Simulation Study – Coverage Probability of 95% Confidence Intervals of the Horvitz-Thompson Estimator

2 minute read

This short simulation study examines the coverage probability of 95% confidence intervals of the Horvitz-Thompson estimator of the population mean under simple random sampling without replacement.

95% Confidence Intervals

The Horvitz-Thompson estimator of the population mean:

\[\begin{align*} \bar{y} = \frac{1}{n}\sum_{k \in S} y_k \end{align*}\]

where \(S\) is the set of samples and \(n\) is the sample size.

A corresponding 95% confidence interval:

\[\begin{align*} \left( \bar{y} \pm 1.96\sqrt{\hat{Var}[\bar{y}]} \right) \end{align*}\]

where the variance estimator is

\[\begin{align*} \hat{Var}[\bar{y}] = \left(1 - \frac{n}{N} \right) \frac{s_y^2}{n} \end{align*}\]

and \(s_y^2\) is the sample variance.

Simulation

I start with generating the following populations of survey variable \(y\). Each population is of size N = 10000.

  1. N(10, 25)

  2. Weibull(shape = 0.5, scale = 4)

The simulation contains R = 50000 replication.

simulation_function.R contains a function to execute this simulation.

source("simulation_function.R")

Set the population size.

N = 10000

Simulation: N(10, 25)

set.seed(123)
y.population.1 = rnorm(N, mean = 10, sd = 5)
output.1 = simulation(y.population.1, R = 50000)
output.1
sample.size Rel.Bias.Point.Est Var.Point.Est Rel.Bias.Var.Est Coverage.Prob
1 n=10 0.556 25.574 0.27 0.922
2 n=25 0.116 10.176 -0.104 0.941
3 n=50 0.104 5.067 -0.264 0.947
4 n=100 -0.016 2.524 -0.121 0.949
5 n=500 0.031 0.485 0.042 0.951

Simulation: Weibull(shape = 0.5, scale = 1)

set.seed(123)
y.population.2 = rweibull(N, shape = 0.5, scale = 4)
output.2 = simulation(y.population.2, R = 50000)
output.2
sample.size Rel.Bias.Point.Est Var.Point.Est Rel.Bias.Var.Est Coverage.Prob
1 n=10 0.704 31.57 1.839 0.733
2 n=25 -0.693 12.117 -2.132 0.818
3 n=50 -0.104 6.151 -0.395 0.867
4 n=100 -0.095 3.060 -0.402 0.901
5 n=500 0.095 0.591 0.305 0.938

Observations

  • As sample size \(n\) increases, in general, the magnitudes of the relative biases (the second and the fourth columns) of both point estimators \(\bar{y}\) and \(\hat{Var}[\bar{y}]\) decrease and approach 0. This phenomenon is consistent with law of large numbers. The magnitudes of biases of both estimators shrinks towards zero as we collect more samples.

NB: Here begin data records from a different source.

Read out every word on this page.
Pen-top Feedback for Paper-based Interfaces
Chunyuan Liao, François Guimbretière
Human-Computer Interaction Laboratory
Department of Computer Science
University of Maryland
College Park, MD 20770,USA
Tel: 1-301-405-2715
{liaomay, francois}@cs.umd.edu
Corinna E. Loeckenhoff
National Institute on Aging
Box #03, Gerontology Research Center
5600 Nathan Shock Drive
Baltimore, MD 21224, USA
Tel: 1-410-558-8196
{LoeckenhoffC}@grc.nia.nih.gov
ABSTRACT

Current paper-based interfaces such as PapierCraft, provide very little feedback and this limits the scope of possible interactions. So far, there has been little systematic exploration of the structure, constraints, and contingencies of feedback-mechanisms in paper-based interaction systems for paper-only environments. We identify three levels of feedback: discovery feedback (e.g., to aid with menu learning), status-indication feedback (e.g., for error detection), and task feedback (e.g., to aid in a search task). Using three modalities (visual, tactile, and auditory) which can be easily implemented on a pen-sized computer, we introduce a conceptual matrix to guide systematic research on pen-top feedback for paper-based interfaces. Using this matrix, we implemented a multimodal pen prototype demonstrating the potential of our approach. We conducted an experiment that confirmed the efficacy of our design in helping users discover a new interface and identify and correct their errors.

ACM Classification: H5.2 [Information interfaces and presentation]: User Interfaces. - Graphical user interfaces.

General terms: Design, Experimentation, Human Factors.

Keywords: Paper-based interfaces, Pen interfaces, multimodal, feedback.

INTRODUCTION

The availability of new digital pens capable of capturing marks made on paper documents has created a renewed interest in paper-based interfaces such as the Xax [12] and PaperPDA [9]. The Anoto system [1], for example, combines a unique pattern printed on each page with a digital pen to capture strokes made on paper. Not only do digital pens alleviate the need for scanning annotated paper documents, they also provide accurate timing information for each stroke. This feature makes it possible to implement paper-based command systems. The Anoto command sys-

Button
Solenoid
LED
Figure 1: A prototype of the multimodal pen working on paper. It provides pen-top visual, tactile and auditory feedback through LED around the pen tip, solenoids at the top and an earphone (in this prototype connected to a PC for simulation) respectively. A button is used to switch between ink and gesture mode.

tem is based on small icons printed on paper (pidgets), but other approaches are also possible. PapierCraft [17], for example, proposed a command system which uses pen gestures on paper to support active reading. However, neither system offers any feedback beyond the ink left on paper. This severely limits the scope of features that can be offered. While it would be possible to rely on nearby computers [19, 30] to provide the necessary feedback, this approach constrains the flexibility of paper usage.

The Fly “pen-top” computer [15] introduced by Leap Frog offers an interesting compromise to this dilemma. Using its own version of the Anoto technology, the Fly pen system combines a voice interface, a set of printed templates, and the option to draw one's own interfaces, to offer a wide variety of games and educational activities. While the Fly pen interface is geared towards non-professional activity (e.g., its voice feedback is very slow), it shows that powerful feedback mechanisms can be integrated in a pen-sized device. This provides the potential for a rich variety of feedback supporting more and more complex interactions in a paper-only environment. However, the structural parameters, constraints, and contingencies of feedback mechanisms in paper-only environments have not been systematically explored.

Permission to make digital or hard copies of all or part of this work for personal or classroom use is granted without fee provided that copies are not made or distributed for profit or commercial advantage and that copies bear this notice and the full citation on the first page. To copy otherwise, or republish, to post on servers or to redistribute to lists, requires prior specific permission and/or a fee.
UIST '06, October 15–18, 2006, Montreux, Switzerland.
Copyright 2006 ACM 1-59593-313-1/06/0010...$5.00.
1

  • The point estimates from \(\hat{Var}[\bar{y}]\) decrease as sample size \(n\) increases, reflecting the reduction in the typical error of \(\bar{y}\) as we collect more samples. In other words, \(\bar{y}\) is more accurate with more samples (note that \(\bar{y}\) is unbiased, so variance is equal to MSE). This observation is consistent with the above point.

  • The coverage probability of the two-sided confidence interval of \(\bar{Y}\) increases and approaches 0.95 as \(n\) increases. That is, as we collect more samples, in the simulation, the proportion of the confidence intervals computed containing the population mean increases with the proportion approaching 95%. This observation is expected because of a central limit theorem and 1.96 being the 97.5% quantile of the standard normal distribution.

  • Note that as \(n\) increases, the width of the confidence interval decreases because of decreasing \(\hat{Var}[\bar{y}]\). Despite this, the coverage probability increases and approaches 95%. This phenomenon is consistent with the decreasing relative bias of \(\bar{y}\) and \(\bar{y}\) getting closer to the population mean.

  • When \(n = 10\), the coverage probability corresponding to the normal population is much higher than that to the Weibull population (0.92 vs. 0.81), because the Weibull population is heavily-skewed while the normal population is much closer to the standard normal.

  • As \(n\) increases, a central limit theorem starts to apply and hence coverage probabilities of both population approaches 0.95. Note that when \(n = 50\), the coverage probability corresponding to the normal population is very close to 0.95 (0.947) while that to the Weibull population is still 0.867. When \(n=500\), the coverage probability corresponding to the normal population reaches 0.95 while that to the Weibull is still 0.94. Therefore, it takes much more samples for the Weibull distribution to achieve 0.95 through a central limit theorem.